As June approached, I realized that it was time to leave the city once more. So I gathered a few friends and made a loop to Tansen via Pokhara and back to Kathmandu through Narayanghat. During the course of five days, we managed to go on a boat ride, stay overnight at an organic farm, hike down to Rani Mahal by the Kali Gandaki, and get back to our homes, exhausted but refreshed.

In July, a friend invited me to Dhaka for Eid. I ate well and bought many gifts.

At the end of September, Pokhara beckoned once more. This time they booked air tickets for us. But I had taken a local flight only once before. The night before departure, anxious and jittery, I couldn’t sleep well. Thankfully, the flight turned out to be easy, although I could barely keep my eyes open all day.

The monsoon was still going strong in Pokhara. It rained most nights.
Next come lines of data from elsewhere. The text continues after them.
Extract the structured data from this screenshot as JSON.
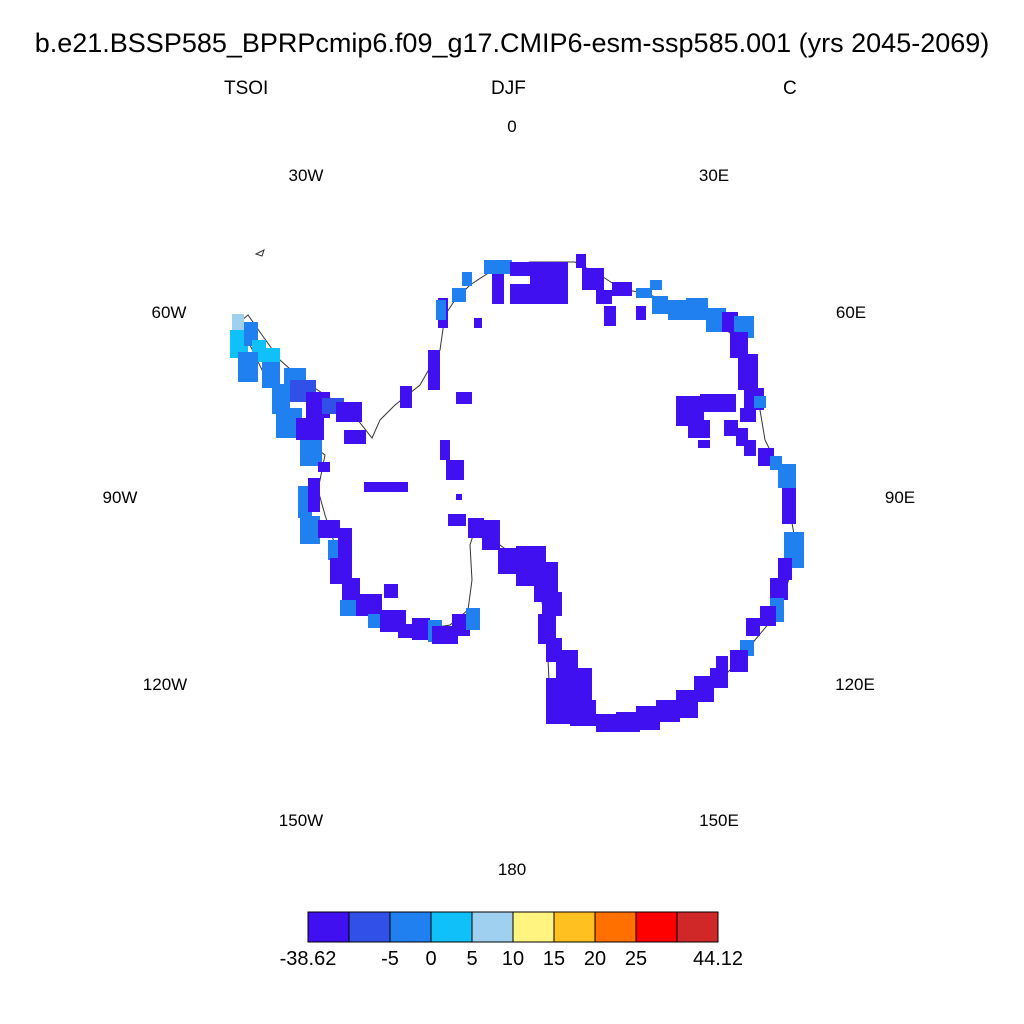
{
  "header": {
    "title": "b.e21.BSSP585_BPRPcmip6.f09_g17.CMIP6-esm-ssp585.001 (yrs 2045-2069)",
    "variable": "TSOI",
    "season": "DJF",
    "units": "C"
  },
  "map": {
    "projection": "south-polar-stereographic",
    "longitude_labels": {
      "lon_0": "0",
      "lon_30e": "30E",
      "lon_60e": "60E",
      "lon_90e": "90E",
      "lon_120e": "120E",
      "lon_150e": "150E",
      "lon_180": "180",
      "lon_150w": "150W",
      "lon_120w": "120W",
      "lon_90w": "90W",
      "lon_60w": "60W",
      "lon_30w": "30W"
    },
    "dominant_color": "#4010f0",
    "colors_present": [
      "#4010f0",
      "#3050e8",
      "#2080f0",
      "#10c0f8",
      "#a0d0f0"
    ]
  },
  "colorbar": {
    "colors": [
      "#4010f0",
      "#3050e8",
      "#2080f0",
      "#10c0f8",
      "#a0d0f0",
      "#fff480",
      "#ffc020",
      "#ff7000",
      "#ff0000",
      "#d02828"
    ],
    "labels": [
      "-38.62",
      "-5",
      "0",
      "5",
      "10",
      "15",
      "20",
      "25",
      "44.12"
    ]
  }
}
I remember one particular morning, walking gingerly to the Damside hotel’s balcony, and being stunned by Machhapuchhre, its peak jutting out of fresh clouds, Fewa lake green and vast in front of me. All my life, I had been hearing about Nepal’s beauty. This year, I have been able to really see it, walk through it, feel it with my fingers, smell it.

For example, in October, I went on a one-week trek in the Langtang region. I had never done anything like it before. Climbing up endless stairs with a heavy backpack, hoping for a hot shower, braving the chilly nights and frigid mornings, taking the risk, being up there in the mountains. It was all worth it. I had never been so high up before.
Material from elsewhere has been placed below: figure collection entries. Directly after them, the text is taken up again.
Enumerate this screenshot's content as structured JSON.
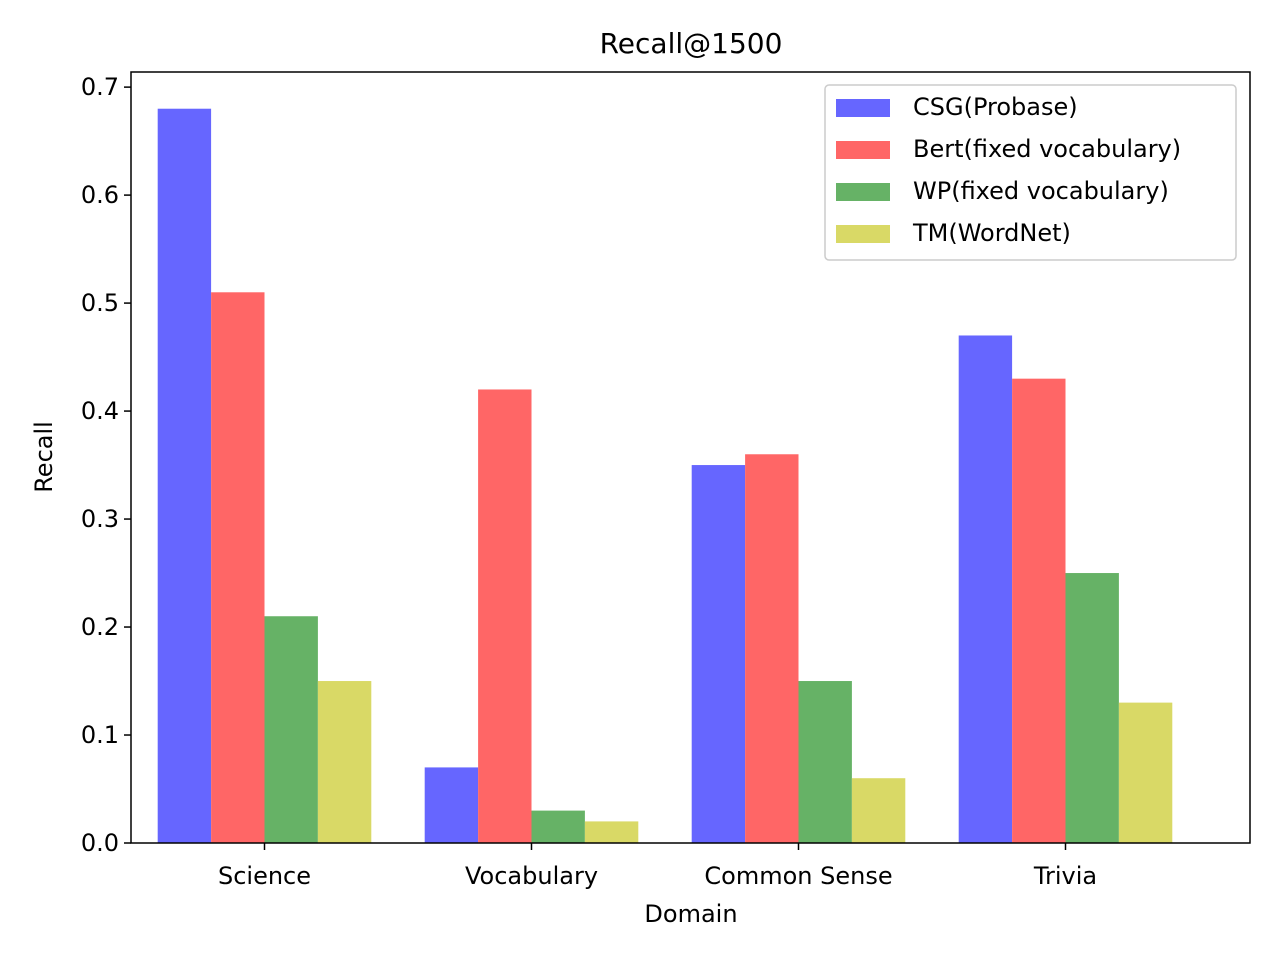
{
  "chart_data": {
    "type": "bar",
    "title": "Recall@1500",
    "xlabel": "Domain",
    "ylabel": "Recall",
    "categories": [
      "Science",
      "Vocabulary",
      "Common Sense",
      "Trivia"
    ],
    "series": [
      {
        "name": "CSG(Probase)",
        "color": "#6666ff",
        "values": [
          0.68,
          0.07,
          0.35,
          0.47
        ]
      },
      {
        "name": "Bert(fixed vocabulary)",
        "color": "#ff6666",
        "values": [
          0.51,
          0.42,
          0.36,
          0.43
        ]
      },
      {
        "name": "WP(fixed vocabulary)",
        "color": "#66b266",
        "values": [
          0.21,
          0.03,
          0.15,
          0.25
        ]
      },
      {
        "name": "TM(WordNet)",
        "color": "#d9d966",
        "values": [
          0.15,
          0.02,
          0.06,
          0.13
        ]
      }
    ],
    "ylim": [
      0,
      0.714
    ],
    "yticks": [
      "0.0",
      "0.1",
      "0.2",
      "0.3",
      "0.4",
      "0.5",
      "0.6",
      "0.7"
    ],
    "legend_position": "top-right",
    "grid": false
  }
}
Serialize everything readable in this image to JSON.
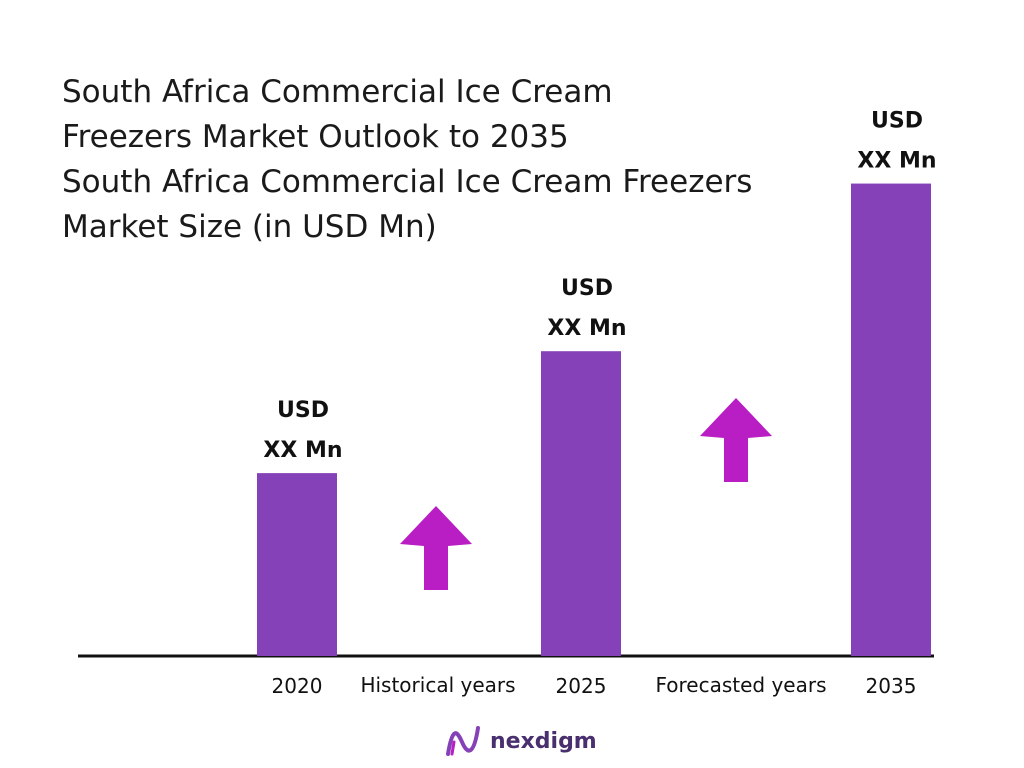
{
  "title_lines": [
    "South Africa Commercial Ice Cream",
    "Freezers Market Outlook to 2035",
    "South Africa Commercial Ice Cream Freezers",
    "Market Size (in USD Mn)"
  ],
  "colors": {
    "bar": "#8542b8",
    "arrow": "#b81ec4",
    "axis": "#111111",
    "logo_mark": "#8542b8",
    "logo_text": "#4a2f6e"
  },
  "chart_data": {
    "type": "bar",
    "categories": [
      "2020",
      "2025",
      "2035"
    ],
    "values": [
      36,
      60,
      93
    ],
    "ylim": [
      0,
      100
    ],
    "data_labels": [
      [
        "USD",
        "XX Mn"
      ],
      [
        "USD",
        "XX Mn"
      ],
      [
        "USD",
        "XX Mn"
      ]
    ],
    "period_labels": [
      "Historical years",
      "Forecasted years"
    ],
    "title": "",
    "xlabel": "",
    "ylabel": ""
  },
  "logo": {
    "text": "nexdigm",
    "icon": "nexdigm-logo-icon"
  }
}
Months are rolling by. Days turn into nights and nights into glimmery, private hours of dawn. I mostly keep the ten am hour to myself. I enjoy the lazy afternoon heat.
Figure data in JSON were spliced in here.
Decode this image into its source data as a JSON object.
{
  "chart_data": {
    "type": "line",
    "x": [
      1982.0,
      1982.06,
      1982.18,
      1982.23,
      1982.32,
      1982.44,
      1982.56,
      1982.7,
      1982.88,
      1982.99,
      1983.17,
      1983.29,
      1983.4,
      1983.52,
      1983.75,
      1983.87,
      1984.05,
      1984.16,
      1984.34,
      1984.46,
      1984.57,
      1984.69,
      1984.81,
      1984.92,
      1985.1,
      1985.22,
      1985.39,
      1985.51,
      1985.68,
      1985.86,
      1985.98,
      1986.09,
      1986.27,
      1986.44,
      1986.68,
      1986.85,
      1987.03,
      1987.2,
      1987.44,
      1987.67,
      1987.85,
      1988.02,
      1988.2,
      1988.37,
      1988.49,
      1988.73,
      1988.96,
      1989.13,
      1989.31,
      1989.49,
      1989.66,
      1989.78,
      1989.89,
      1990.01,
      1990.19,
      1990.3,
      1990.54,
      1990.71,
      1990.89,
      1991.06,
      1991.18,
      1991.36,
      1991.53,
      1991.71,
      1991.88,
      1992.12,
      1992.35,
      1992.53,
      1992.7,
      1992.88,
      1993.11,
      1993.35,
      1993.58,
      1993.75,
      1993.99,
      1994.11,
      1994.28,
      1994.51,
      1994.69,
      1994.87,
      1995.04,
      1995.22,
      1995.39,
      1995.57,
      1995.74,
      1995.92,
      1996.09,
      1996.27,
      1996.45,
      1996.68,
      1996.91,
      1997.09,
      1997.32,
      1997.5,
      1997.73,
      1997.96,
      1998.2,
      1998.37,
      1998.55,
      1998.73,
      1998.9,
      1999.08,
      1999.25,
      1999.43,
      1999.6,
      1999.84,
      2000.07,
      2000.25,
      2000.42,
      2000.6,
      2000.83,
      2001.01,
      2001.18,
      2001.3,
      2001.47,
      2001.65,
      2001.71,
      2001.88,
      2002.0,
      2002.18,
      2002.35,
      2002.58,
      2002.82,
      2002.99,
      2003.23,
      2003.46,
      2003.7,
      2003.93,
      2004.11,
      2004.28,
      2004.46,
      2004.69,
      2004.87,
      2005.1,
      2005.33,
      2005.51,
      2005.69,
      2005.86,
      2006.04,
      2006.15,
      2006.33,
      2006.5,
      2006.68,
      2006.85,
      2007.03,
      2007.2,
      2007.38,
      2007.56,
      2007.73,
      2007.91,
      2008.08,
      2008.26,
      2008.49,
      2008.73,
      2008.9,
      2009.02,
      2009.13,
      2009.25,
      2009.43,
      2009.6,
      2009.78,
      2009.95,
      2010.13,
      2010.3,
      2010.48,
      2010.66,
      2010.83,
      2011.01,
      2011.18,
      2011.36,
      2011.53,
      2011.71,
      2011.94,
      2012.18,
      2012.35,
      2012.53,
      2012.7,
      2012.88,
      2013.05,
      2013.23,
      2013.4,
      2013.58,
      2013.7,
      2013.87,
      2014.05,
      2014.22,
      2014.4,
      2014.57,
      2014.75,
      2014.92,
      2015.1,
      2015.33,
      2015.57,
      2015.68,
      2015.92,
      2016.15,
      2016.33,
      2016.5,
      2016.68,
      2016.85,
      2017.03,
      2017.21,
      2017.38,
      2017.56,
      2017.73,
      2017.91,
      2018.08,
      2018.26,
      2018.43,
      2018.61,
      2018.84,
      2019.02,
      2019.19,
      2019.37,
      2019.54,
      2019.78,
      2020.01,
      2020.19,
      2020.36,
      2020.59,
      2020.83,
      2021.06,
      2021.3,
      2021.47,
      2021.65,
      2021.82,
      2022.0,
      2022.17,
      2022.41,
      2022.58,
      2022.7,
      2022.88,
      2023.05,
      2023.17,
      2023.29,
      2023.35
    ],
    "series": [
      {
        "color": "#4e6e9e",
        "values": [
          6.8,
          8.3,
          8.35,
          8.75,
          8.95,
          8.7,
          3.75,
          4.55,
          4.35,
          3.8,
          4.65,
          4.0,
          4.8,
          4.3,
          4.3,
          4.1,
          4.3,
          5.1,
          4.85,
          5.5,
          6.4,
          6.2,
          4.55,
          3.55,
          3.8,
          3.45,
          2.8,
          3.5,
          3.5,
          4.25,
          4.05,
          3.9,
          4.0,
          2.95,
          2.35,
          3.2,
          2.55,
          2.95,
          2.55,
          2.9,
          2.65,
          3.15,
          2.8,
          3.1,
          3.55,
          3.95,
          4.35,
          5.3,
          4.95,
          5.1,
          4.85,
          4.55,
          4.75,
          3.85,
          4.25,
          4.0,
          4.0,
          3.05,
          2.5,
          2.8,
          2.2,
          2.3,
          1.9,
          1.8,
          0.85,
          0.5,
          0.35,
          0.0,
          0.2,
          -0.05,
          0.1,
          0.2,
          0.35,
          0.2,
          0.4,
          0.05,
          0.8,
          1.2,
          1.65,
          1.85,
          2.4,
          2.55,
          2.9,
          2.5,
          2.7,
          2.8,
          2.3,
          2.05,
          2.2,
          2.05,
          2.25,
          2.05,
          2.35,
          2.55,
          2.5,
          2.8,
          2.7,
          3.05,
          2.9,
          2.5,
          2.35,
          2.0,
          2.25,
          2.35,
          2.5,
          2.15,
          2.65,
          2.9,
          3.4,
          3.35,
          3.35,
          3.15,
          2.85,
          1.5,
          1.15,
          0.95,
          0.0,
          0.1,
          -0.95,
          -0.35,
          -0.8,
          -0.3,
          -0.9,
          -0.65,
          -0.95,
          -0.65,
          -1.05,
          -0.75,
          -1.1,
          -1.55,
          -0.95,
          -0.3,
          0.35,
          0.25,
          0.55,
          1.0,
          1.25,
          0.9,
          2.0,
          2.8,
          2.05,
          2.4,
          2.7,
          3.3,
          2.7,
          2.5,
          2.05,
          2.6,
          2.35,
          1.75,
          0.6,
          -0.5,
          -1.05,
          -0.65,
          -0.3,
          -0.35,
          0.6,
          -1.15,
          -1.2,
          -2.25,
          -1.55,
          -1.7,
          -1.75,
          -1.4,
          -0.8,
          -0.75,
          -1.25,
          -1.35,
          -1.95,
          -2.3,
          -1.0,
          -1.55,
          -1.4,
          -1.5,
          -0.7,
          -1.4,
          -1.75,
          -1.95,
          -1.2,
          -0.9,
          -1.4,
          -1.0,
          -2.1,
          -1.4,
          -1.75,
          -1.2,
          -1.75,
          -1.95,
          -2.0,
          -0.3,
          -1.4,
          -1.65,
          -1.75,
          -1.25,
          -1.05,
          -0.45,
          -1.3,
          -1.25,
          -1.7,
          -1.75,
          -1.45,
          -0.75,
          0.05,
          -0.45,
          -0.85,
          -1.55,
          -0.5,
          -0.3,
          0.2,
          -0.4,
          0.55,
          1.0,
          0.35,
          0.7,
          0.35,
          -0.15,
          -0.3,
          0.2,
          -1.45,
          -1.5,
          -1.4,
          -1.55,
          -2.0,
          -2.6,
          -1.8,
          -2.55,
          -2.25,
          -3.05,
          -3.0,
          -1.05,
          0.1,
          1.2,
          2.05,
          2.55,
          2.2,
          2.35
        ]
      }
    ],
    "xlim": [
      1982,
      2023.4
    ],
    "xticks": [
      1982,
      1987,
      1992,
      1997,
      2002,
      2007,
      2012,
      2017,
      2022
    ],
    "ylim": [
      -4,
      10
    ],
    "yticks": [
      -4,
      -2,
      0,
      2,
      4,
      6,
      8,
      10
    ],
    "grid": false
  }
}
Now it’s November. I am back in Pokhara to conduct a one week training program. The bus ride from Kathmandu, although tiring, wasn’t so bad. I read through most of it. That evening, after dinner, after goodnights to colleagues, I stepped into the bathroom, hoping for a hot shower. But the water wouldn’t get warm.

I had already come to terms with no Wi-Fi, even though YouTube videos and online interactions with friends were a part of my bedtime routine. I had already signed off a week away from home. It was late. I needed a shower to feel relaxed. But I was unable to do it. So, inside that bathroom, naked and shivering, I screamed.

I screamed at the white tiles, thinking of the hotel manager who had promised Wi-Fi and hot water but hadn’t delivered, leaving me cold and isolated. I let out another long, desperate yell and stepped out onto the balcony for a smoke, trying to calm myself down. To put things in perspective. A part of me knew it wasn’t a big deal. All because of Wifi and hot shower. Look at you, you should be ashamed of yourself, a voice inside berated me. But I couldn’t compose my feelings. I wasn’t able to reason or rise above the situation. I was furious, seething, as if something blatantly unjust had been thrust upon me.

I don’t know what that was really about. Sometimes I just get angry. Sometimes I get really angry at this world.

Certain situations and emotions don’t have logical explanations.